01/11/2019
Co się stanie, jeśli do kociołka z kwasem, wrzucimy karty Tarota, Diunę H.Franka, mnemotechniki, runy, kilka encyklopedii, gier planszowych, doprawimy do smaku grzybami i cynamonem i zamieszamy 100 razy?
Cóż, to się jeszcze okaże. Na razie powiem w sekrecie, że ilustracje tutaj publikowane są częścią większego projektu.
W czeluściach swej alchemicznej pracowni wykuwam talię magicznych kart, które służyć będą do wszelkich zabaw z umysłem i wyobraźnią. Do wróżb dla czarodziejów i sceptyków, do układania historii i wielu innych rzeczy.
Aby karty i książka do nich pisana nabrały mocy, potrzebuję Waszej pomocy. Pomocy mądrych, kreatywnych, surrealistycznych istot.
Te karty mają pulsować najdziwniejszymi, najbardziej odległymi i paradoksalnymi skojarzeniami.
Mają być pełne odkryć i spostrzeżeń.
Mają być gotującym się wirem, ludzkiej myśli.

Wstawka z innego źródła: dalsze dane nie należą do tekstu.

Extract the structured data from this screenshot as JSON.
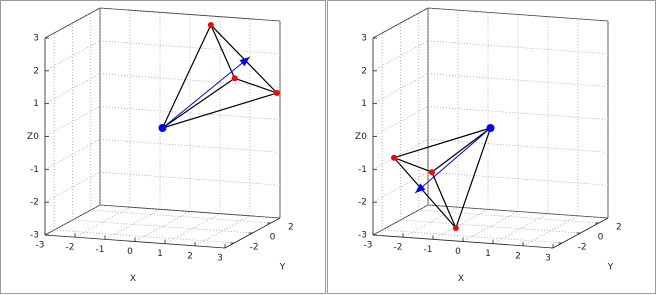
{
  "chart_data": [
    {
      "type": "scatter3d",
      "xlabel": "X",
      "ylabel": "Y",
      "zlabel": "Z",
      "xlim": [
        -3,
        3
      ],
      "ylim": [
        -3,
        3
      ],
      "zlim": [
        -3,
        3
      ],
      "xticks": [
        -3,
        -2,
        -1,
        0,
        1,
        2,
        3
      ],
      "yticks": [
        -2,
        0,
        2
      ],
      "zticks": [
        -3,
        -2,
        -1,
        0,
        1,
        2,
        3
      ],
      "grid": true,
      "center": {
        "x": 0,
        "y": 0,
        "z": 0,
        "color": "#0000ff"
      },
      "vertices": {
        "x": [
          1,
          2.1,
          2.9
        ],
        "y": [
          2,
          1,
          3
        ],
        "z": [
          2.9,
          1.5,
          0.8
        ],
        "color": "#ff0000"
      },
      "arrow_tip": {
        "x": 2.45,
        "y": 1.5,
        "z": 2.1,
        "color": "#0000ff"
      }
    },
    {
      "type": "scatter3d",
      "xlabel": "X",
      "ylabel": "Y",
      "zlabel": "Z",
      "xlim": [
        -3,
        3
      ],
      "ylim": [
        -3,
        3
      ],
      "zlim": [
        -3,
        3
      ],
      "xticks": [
        -3,
        -2,
        -1,
        0,
        1,
        2,
        3
      ],
      "yticks": [
        -2,
        0,
        2
      ],
      "zticks": [
        -3,
        -2,
        -1,
        0,
        1,
        2,
        3
      ],
      "grid": true,
      "center": {
        "x": 0,
        "y": 0,
        "z": 0,
        "color": "#0000ff"
      },
      "vertices": {
        "x": [
          -2.3,
          -1.65,
          -0.85
        ],
        "y": [
          -3,
          -1,
          -1
        ],
        "z": [
          -0.6,
          -1.3,
          -2.95
        ],
        "color": "#ff0000"
      },
      "arrow_tip": {
        "x": -1.9,
        "y": -2,
        "z": -1.8,
        "color": "#0000ff"
      }
    }
  ]
}
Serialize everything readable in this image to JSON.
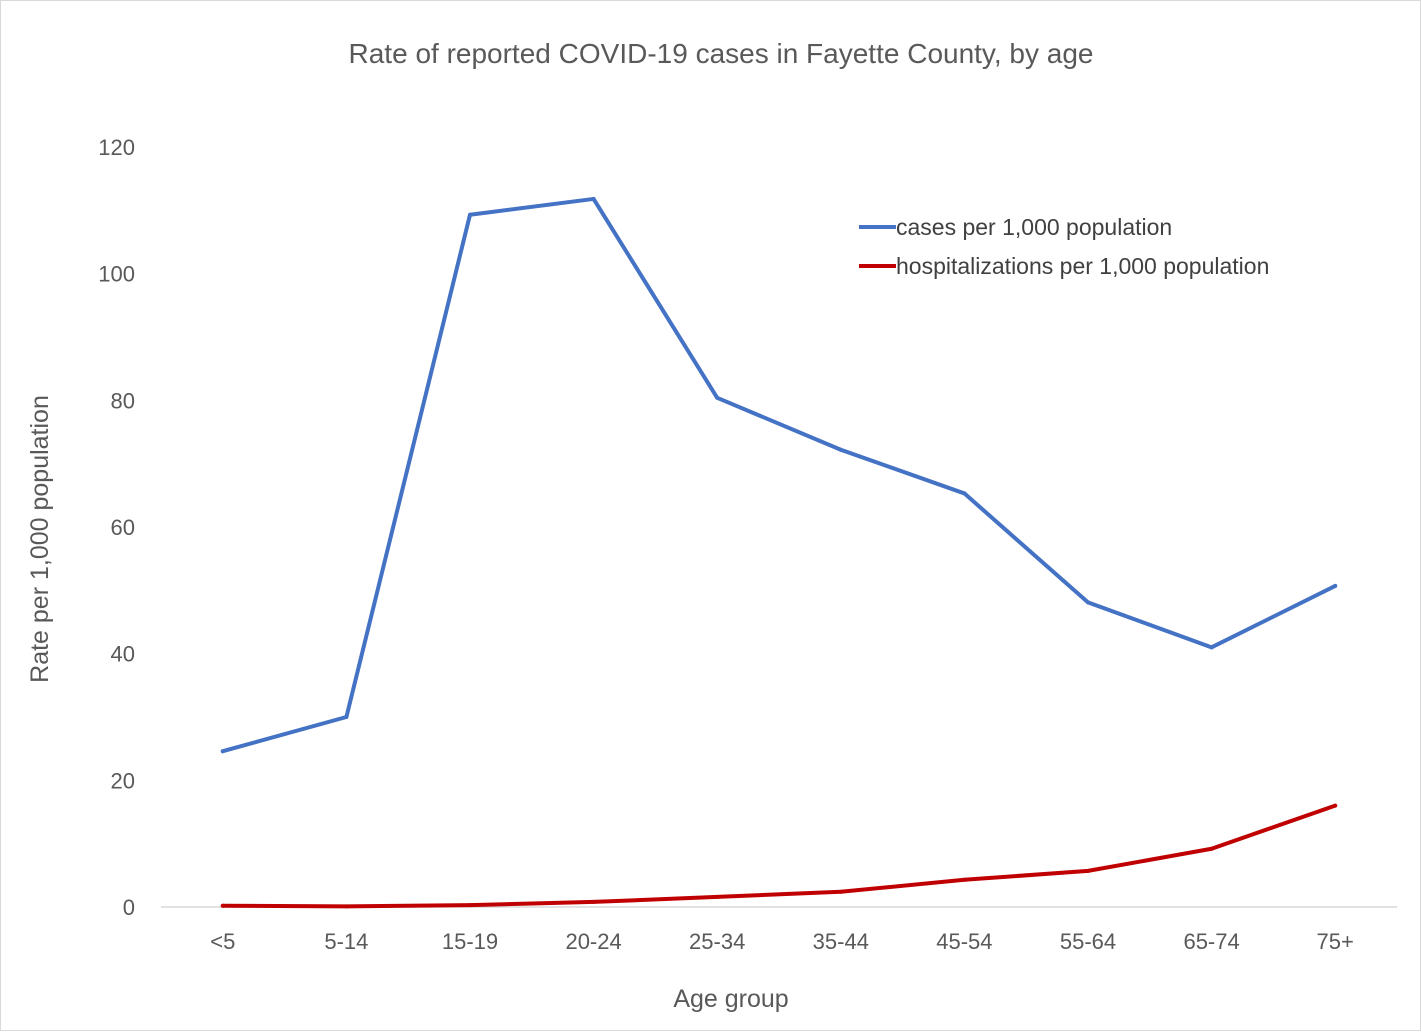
{
  "chart_data": {
    "type": "line",
    "title": "Rate of reported COVID-19 cases in Fayette County, by age",
    "xlabel": "Age group",
    "ylabel": "Rate per 1,000 population",
    "categories": [
      "<5",
      "5-14",
      "15-19",
      "20-24",
      "25-34",
      "35-44",
      "45-54",
      "55-64",
      "65-74",
      "75+"
    ],
    "series": [
      {
        "name": "cases per 1,000 population",
        "color": "#4472c4",
        "values": [
          24.6,
          30.0,
          109.3,
          111.8,
          80.4,
          72.2,
          65.3,
          48.1,
          41.0,
          50.7
        ]
      },
      {
        "name": "hospitalizations per 1,000 population",
        "color": "#c00000",
        "values": [
          0.2,
          0.1,
          0.3,
          0.8,
          1.6,
          2.4,
          4.3,
          5.7,
          9.2,
          16.0
        ]
      }
    ],
    "ylim": [
      0,
      120
    ],
    "yticks": [
      0,
      20,
      40,
      60,
      80,
      100,
      120
    ],
    "grid": false,
    "legend_position": "top-right"
  }
}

Dlatego, aby zachęcić Was do współtworzenia magicznego dzieła, ogłaszam że:
Trzy osoby, (albo więcej, jeśli będzie ostra konkurencja) najbardziej aktywne w komentarzach i dyskusjach, otrzymają ode mnie w prezencie talię 100 bajecznie kolorowych kart z pierwszego wydruku. A stanie się to maksymalnie za rok.